New Eurobond debt good for Kenya

Distribution of eurobond money
Distribution of eurobond money

The government floated another $2 billion (Sh200 billion) Eurobond last week. As expected there was quite some noise, especially because the IMF seems unhappy with us for taking on debt outside their control. But in the middle of the noise several things have gone unnoticed.

First, the bond was seven times oversubscribed. In simple terms we had seven times more investors than we needed, willing to place their money in Kenya for 30 years! This tells us that these hard-nosed investors, who know a good investment when they see one, see Kenya as a good investment for the next 30 years.

However, what is even more important is that we have slain the ghost of election cycles affecting our economy. Those investing in this Eurobond have looked at the country and decided that their money is safe here, for six election cycles! We have now come of age. Elections will no longer affect economic growth.

The credit must go to President Uhuru Kenyatta. He did not do the usual ‘African’ thing of refusing to follow an election decision that he does not agree with, he accepted to have the polls nullified and then participated in the repeat presidential election. He basically told the world that in Kenya elections are an event; they will come and go, but Kenya will endure.

This message of ‘predictability’ is very important for investors and I hope that our government will communicate it far and wide. Basically we are telling the world that Kenya will outlast any election, and your money is safe with us.

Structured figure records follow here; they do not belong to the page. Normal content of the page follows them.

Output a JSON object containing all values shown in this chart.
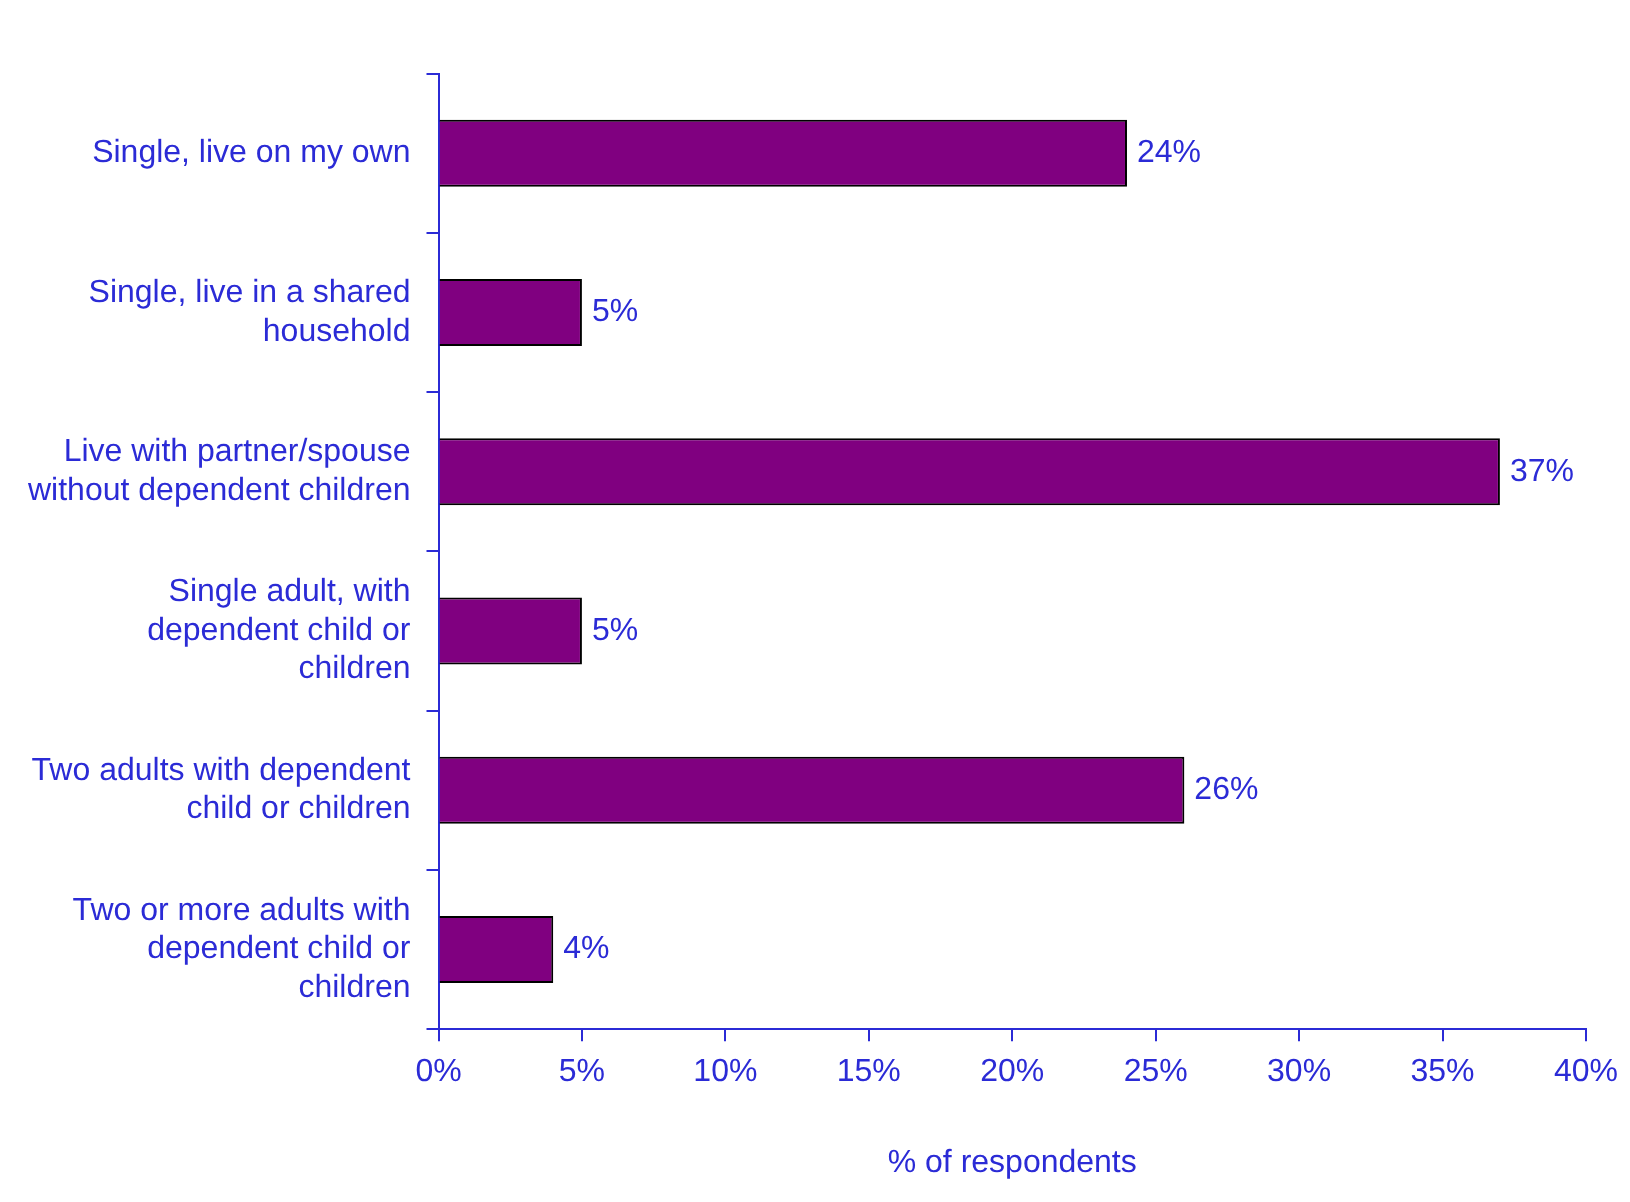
{
  "chart_data": {
    "type": "bar",
    "orientation": "horizontal",
    "xlabel": "% of respondents",
    "categories": [
      "Single, live on my own",
      "Single, live in a shared household",
      "Live with partner/spouse without dependent children",
      "Single adult, with dependent child or children",
      "Two adults with dependent child or children",
      "Two or more adults with dependent child or children"
    ],
    "values": [
      24,
      5,
      37,
      5,
      26,
      4
    ],
    "value_labels": [
      "24%",
      "5%",
      "37%",
      "5%",
      "26%",
      "4%"
    ],
    "color": "#800080",
    "xlim": [
      0,
      40
    ],
    "xticks": [
      {
        "value": 0,
        "label": "0%"
      },
      {
        "value": 5,
        "label": "5%"
      },
      {
        "value": 10,
        "label": "10%"
      },
      {
        "value": 15,
        "label": "15%"
      },
      {
        "value": 20,
        "label": "20%"
      },
      {
        "value": 25,
        "label": "25%"
      },
      {
        "value": 30,
        "label": "30%"
      },
      {
        "value": 35,
        "label": "35%"
      },
      {
        "value": 40,
        "label": "40%"
      }
    ],
    "grid": false,
    "legend": false
  }
}
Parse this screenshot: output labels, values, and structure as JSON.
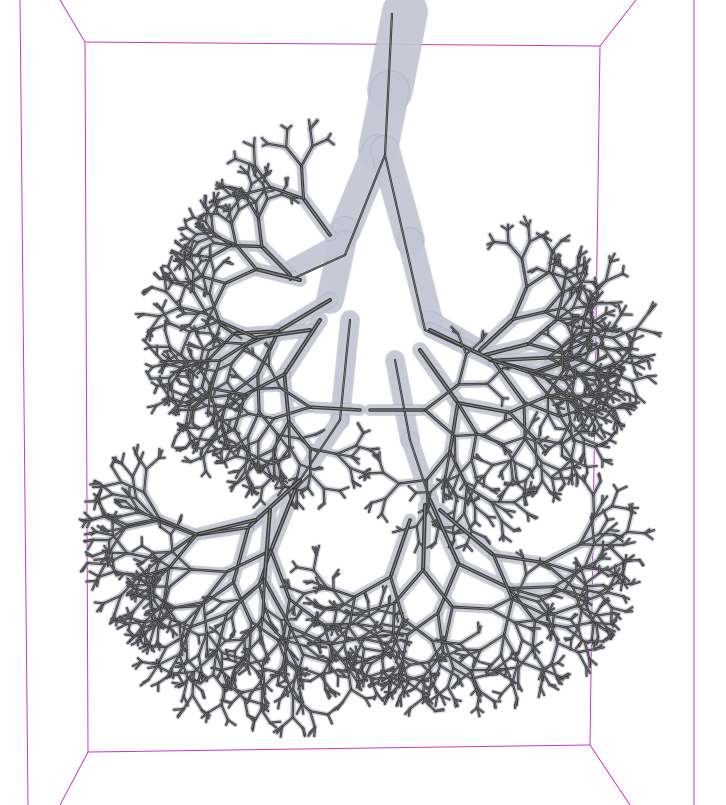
{
  "scene": {
    "subject": "airway-tree",
    "background_color": "#ffffff",
    "bounding_box_color": "#cc33cc",
    "surface_color": "#c5c8d6",
    "surface_edge_color": "#a9adbe",
    "centerline_color": "#3a3a3a",
    "centerline_highlight_color": "#8a8a8a"
  }
}
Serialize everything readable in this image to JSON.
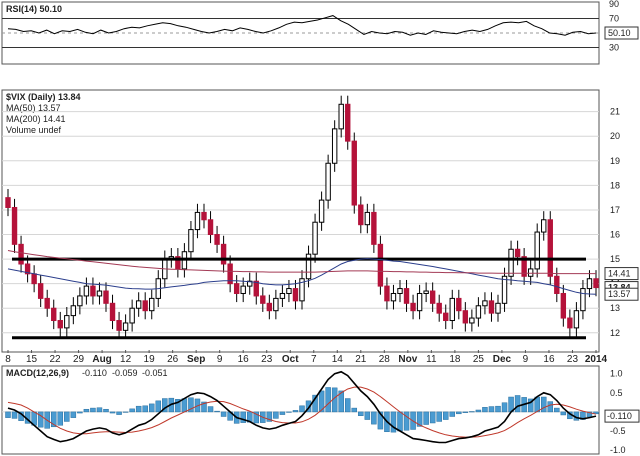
{
  "chart_data": [
    {
      "type": "line",
      "panel": "rsi",
      "legend": "RSI(14) 50.10",
      "ylim": [
        10,
        90
      ],
      "ticks": [
        90,
        70,
        50,
        30
      ],
      "ref_lines": [
        70,
        30
      ],
      "last_value_label": "50.10",
      "series": [
        {
          "values": [
            56,
            55,
            52,
            53,
            50,
            54,
            49,
            53,
            52,
            55,
            51,
            49,
            54,
            50,
            52,
            56,
            58,
            57,
            60,
            62,
            64,
            63,
            60,
            58,
            55,
            52,
            50,
            52,
            55,
            53,
            57,
            55,
            52,
            50,
            53,
            57,
            62,
            65,
            64,
            66,
            68,
            71,
            74,
            67,
            62,
            55,
            48,
            52,
            50,
            49,
            52,
            51,
            47,
            50,
            48,
            53,
            51,
            50,
            49,
            52,
            54,
            52,
            55,
            60,
            64,
            65,
            64,
            66,
            60,
            56,
            50,
            49,
            47,
            51,
            52,
            49,
            50
          ]
        }
      ]
    },
    {
      "type": "candlestick",
      "panel": "price",
      "legend": [
        "$VIX (Daily) 13.84",
        "MA(50) 13.57",
        "MA(200) 14.41",
        "Volume undef"
      ],
      "ylim": [
        11.3,
        21.8
      ],
      "ticks": [
        21,
        20,
        19,
        18,
        17,
        16,
        15,
        14,
        13,
        12
      ],
      "x_ticks": [
        "8",
        "15",
        "22",
        "29",
        "Aug",
        "12",
        "19",
        "26",
        "Sep",
        "9",
        "16",
        "23",
        "Oct",
        "7",
        "14",
        "21",
        "28",
        "Nov",
        "11",
        "18",
        "25",
        "Dec",
        "9",
        "16",
        "23",
        "2014"
      ],
      "price_tags": [
        "14.41",
        "13.84",
        "13.57"
      ],
      "support_resistance": [
        15.0,
        11.8
      ],
      "closes": [
        17.1,
        15.6,
        14.8,
        14.4,
        14.0,
        13.4,
        13.0,
        12.5,
        12.2,
        12.7,
        13.1,
        13.5,
        13.9,
        13.5,
        13.7,
        13.2,
        12.5,
        12.1,
        12.4,
        13.0,
        13.3,
        12.9,
        13.4,
        14.2,
        15.0,
        15.1,
        14.6,
        15.3,
        16.2,
        16.9,
        16.6,
        16.0,
        15.6,
        14.8,
        14.0,
        13.6,
        13.9,
        14.1,
        13.5,
        13.2,
        12.9,
        13.4,
        13.6,
        13.8,
        13.3,
        14.2,
        15.2,
        16.5,
        17.4,
        18.9,
        20.3,
        21.3,
        19.8,
        17.2,
        16.4,
        16.9,
        15.6,
        13.9,
        13.3,
        13.6,
        13.8,
        13.2,
        12.9,
        13.6,
        13.7,
        13.2,
        12.8,
        12.5,
        13.4,
        12.9,
        12.4,
        12.6,
        13.1,
        13.3,
        12.8,
        13.2,
        14.3,
        15.4,
        15.1,
        14.3,
        14.6,
        16.1,
        16.6,
        14.3,
        13.6,
        12.6,
        12.2,
        12.9,
        13.8,
        14.2,
        13.84
      ],
      "ma50": [
        14.6,
        14.55,
        14.5,
        14.45,
        14.4,
        14.35,
        14.3,
        14.25,
        14.2,
        14.15,
        14.1,
        14.05,
        14.0,
        13.98,
        13.96,
        13.94,
        13.9,
        13.86,
        13.82,
        13.8,
        13.79,
        13.78,
        13.78,
        13.8,
        13.83,
        13.87,
        13.9,
        13.93,
        13.97,
        14.0,
        14.05,
        14.08,
        14.1,
        14.12,
        14.12,
        14.12,
        14.1,
        14.08,
        14.05,
        14.0,
        13.97,
        13.95,
        13.95,
        13.97,
        14.0,
        14.05,
        14.12,
        14.22,
        14.35,
        14.5,
        14.65,
        14.8,
        14.9,
        14.95,
        15.0,
        15.02,
        15.0,
        14.98,
        14.95,
        14.92,
        14.9,
        14.86,
        14.82,
        14.78,
        14.74,
        14.7,
        14.65,
        14.6,
        14.55,
        14.5,
        14.45,
        14.4,
        14.35,
        14.3,
        14.25,
        14.2,
        14.17,
        14.15,
        14.12,
        14.1,
        14.07,
        14.05,
        14.0,
        13.95,
        13.88,
        13.8,
        13.72,
        13.65,
        13.6,
        13.58,
        13.57
      ],
      "ma200": [
        15.35,
        15.3,
        15.26,
        15.22,
        15.18,
        15.14,
        15.1,
        15.07,
        15.04,
        15.01,
        14.98,
        14.95,
        14.92,
        14.89,
        14.86,
        14.83,
        14.8,
        14.77,
        14.74,
        14.71,
        14.68,
        14.66,
        14.64,
        14.62,
        14.6,
        14.59,
        14.58,
        14.57,
        14.56,
        14.55,
        14.54,
        14.53,
        14.52,
        14.51,
        14.5,
        14.5,
        14.49,
        14.49,
        14.48,
        14.48,
        14.47,
        14.47,
        14.47,
        14.47,
        14.47,
        14.47,
        14.47,
        14.47,
        14.48,
        14.49,
        14.5,
        14.51,
        14.52,
        14.52,
        14.52,
        14.52,
        14.51,
        14.5,
        14.5,
        14.49,
        14.49,
        14.48,
        14.48,
        14.47,
        14.47,
        14.46,
        14.46,
        14.45,
        14.45,
        14.44,
        14.44,
        14.44,
        14.43,
        14.43,
        14.43,
        14.42,
        14.42,
        14.42,
        14.42,
        14.42,
        14.42,
        14.42,
        14.42,
        14.42,
        14.41,
        14.41,
        14.41,
        14.41,
        14.41,
        14.41,
        14.41
      ]
    },
    {
      "type": "bar+line",
      "panel": "macd",
      "legend_prefix": "MACD(12,26,9)",
      "legend_values": [
        "-0.110",
        "-0.059",
        "-0.051"
      ],
      "legend_colors": [
        "#000000",
        "#c0392b",
        "#2a7fb8"
      ],
      "ylim": [
        -1.05,
        1.15
      ],
      "ticks": [
        "1.0",
        "0.5",
        "-0.5",
        "-1.0"
      ],
      "last_value_label": "-0.110",
      "macd": [
        0.1,
        0.05,
        -0.05,
        -0.2,
        -0.35,
        -0.5,
        -0.65,
        -0.72,
        -0.78,
        -0.75,
        -0.7,
        -0.6,
        -0.5,
        -0.45,
        -0.42,
        -0.45,
        -0.55,
        -0.6,
        -0.55,
        -0.45,
        -0.35,
        -0.3,
        -0.2,
        -0.05,
        0.1,
        0.2,
        0.25,
        0.35,
        0.45,
        0.5,
        0.48,
        0.4,
        0.3,
        0.15,
        0.0,
        -0.15,
        -0.2,
        -0.25,
        -0.35,
        -0.42,
        -0.45,
        -0.42,
        -0.35,
        -0.3,
        -0.25,
        -0.1,
        0.1,
        0.35,
        0.6,
        0.85,
        1.0,
        1.05,
        0.95,
        0.75,
        0.55,
        0.4,
        0.2,
        -0.05,
        -0.25,
        -0.4,
        -0.5,
        -0.6,
        -0.7,
        -0.72,
        -0.75,
        -0.78,
        -0.8,
        -0.8,
        -0.75,
        -0.7,
        -0.68,
        -0.65,
        -0.6,
        -0.5,
        -0.45,
        -0.4,
        -0.25,
        0.0,
        0.15,
        0.2,
        0.25,
        0.4,
        0.5,
        0.45,
        0.3,
        0.1,
        -0.05,
        -0.15,
        -0.18,
        -0.15,
        -0.11
      ],
      "signal": [
        0.25,
        0.22,
        0.18,
        0.1,
        0.0,
        -0.1,
        -0.22,
        -0.33,
        -0.43,
        -0.5,
        -0.55,
        -0.57,
        -0.57,
        -0.55,
        -0.53,
        -0.52,
        -0.52,
        -0.53,
        -0.54,
        -0.53,
        -0.5,
        -0.46,
        -0.41,
        -0.34,
        -0.25,
        -0.16,
        -0.08,
        0.0,
        0.08,
        0.16,
        0.22,
        0.26,
        0.28,
        0.27,
        0.22,
        0.15,
        0.08,
        0.02,
        -0.06,
        -0.14,
        -0.2,
        -0.25,
        -0.28,
        -0.29,
        -0.29,
        -0.26,
        -0.19,
        -0.09,
        0.05,
        0.21,
        0.37,
        0.5,
        0.6,
        0.65,
        0.65,
        0.6,
        0.52,
        0.4,
        0.27,
        0.13,
        0.0,
        -0.12,
        -0.24,
        -0.34,
        -0.42,
        -0.49,
        -0.55,
        -0.6,
        -0.63,
        -0.65,
        -0.66,
        -0.66,
        -0.65,
        -0.62,
        -0.59,
        -0.55,
        -0.49,
        -0.39,
        -0.28,
        -0.18,
        -0.09,
        0.01,
        0.11,
        0.18,
        0.2,
        0.18,
        0.13,
        0.07,
        0.02,
        -0.02,
        -0.06
      ]
    }
  ],
  "colors": {
    "up": "#ffffff",
    "down": "#b5123a",
    "black_candle": "#000000",
    "ma50": "#2b3e8c",
    "ma200": "#a33a55",
    "hist": "#4a9bd1",
    "macd": "#000000",
    "signal": "#c0392b"
  }
}
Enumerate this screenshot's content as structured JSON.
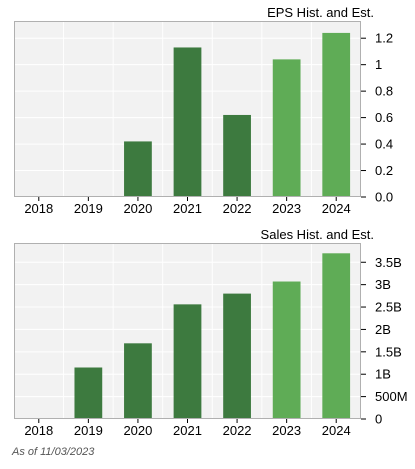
{
  "chart_data": [
    {
      "type": "bar",
      "title": "EPS Hist. and Est.",
      "categories": [
        "2018",
        "2019",
        "2020",
        "2021",
        "2022",
        "2023",
        "2024"
      ],
      "series": [
        {
          "values": [
            null,
            null,
            0.42,
            1.13,
            0.62,
            null,
            null
          ]
        },
        {
          "values": [
            null,
            null,
            null,
            null,
            null,
            1.04,
            1.24
          ]
        }
      ],
      "yticks": [
        0.0,
        0.2,
        0.4,
        0.6,
        0.8,
        1,
        1.2
      ],
      "ytick_labels": [
        "0.0",
        "0.2",
        "0.4",
        "0.6",
        "0.8",
        "1",
        "1.2"
      ],
      "ylim": [
        0,
        1.33
      ],
      "grid": true,
      "xlabel": "",
      "ylabel": ""
    },
    {
      "type": "bar",
      "title": "Sales Hist. and Est.",
      "categories": [
        "2018",
        "2019",
        "2020",
        "2021",
        "2022",
        "2023",
        "2024"
      ],
      "series": [
        {
          "values": [
            null,
            1150000000,
            1690000000,
            2560000000,
            2800000000,
            null,
            null
          ]
        },
        {
          "values": [
            null,
            null,
            null,
            null,
            null,
            3070000000,
            3700000000
          ]
        }
      ],
      "yticks": [
        0,
        500000000,
        1000000000,
        1500000000,
        2000000000,
        2500000000,
        3000000000,
        3500000000
      ],
      "ytick_labels": [
        "0",
        "500M",
        "1B",
        "1.5B",
        "2B",
        "2.5B",
        "3B",
        "3.5B"
      ],
      "ylim": [
        0,
        3930000000
      ],
      "grid": true,
      "xlabel": "",
      "ylabel": ""
    }
  ],
  "colors": {
    "historical": "#3d7a3f",
    "estimate": "#5fac56",
    "plot_background": "#f2f2f2",
    "grid": "#ffffff",
    "frame": "#b0b0b0"
  },
  "footnote": "As of 11/03/2023"
}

The second thing that we are not discussing is the value of money and the cost of debt, how important this is for anyone or any nation that wants to grow economically. Under the ‘value of money’, we know that the only option Kenya has to the Eurobond is to save up the $2 billion we need. This could take us 30 years.

However the value of money today will not be the same 30 years from now. This means that to do what we need to do with $2 billion today could cost us maybe $8 billion in 30 years. So we are better off with the $2 billion debt now — as debt — than in 30 years.

Debt has a cost. But as Treasury explained, “We take loans from M-Shwari and there is a cost to it. Your car loan has a cost to it; your business loan has a cost to it; and your mortgage has a long-term cost to it.” The critical issue here is what the debt is for. “If you use your (debt) money for the investment it is meant for, it will pay.”

Treasury has assured us that this Eurobond debt, or any other debt that the government will take, will be used for investment. What we should discuss is whether the economic growth occasioned by the debt will outweigh the cost of that debt. After looking at what the government intends to do with the Eurobond, there is no doubt that the debt is worth it.

Finally we must demystify debt. Africans are scared of loans. This is what makes the Eurobond scary. However the fact is that debt allows us to finance growth projects we would not fund from our own resources. This is the same way we operate at individual level.

If, for example, your business has reached the point where you need additional manufacturing space to keep pace with demand, you approach a bank to finance this expansion. The bank loan facilitates your growth in a way that your company cannot afford on its own.

The Eurobond is therefore, first and foremost, a vote of confidence in our durability as a nation-state. Secondly, it is a lesson to all of us: to grow you must look outside yourself. Finally, do not be sacred of the cost of debt, just make sure the benefits of the debt outweigh its cost.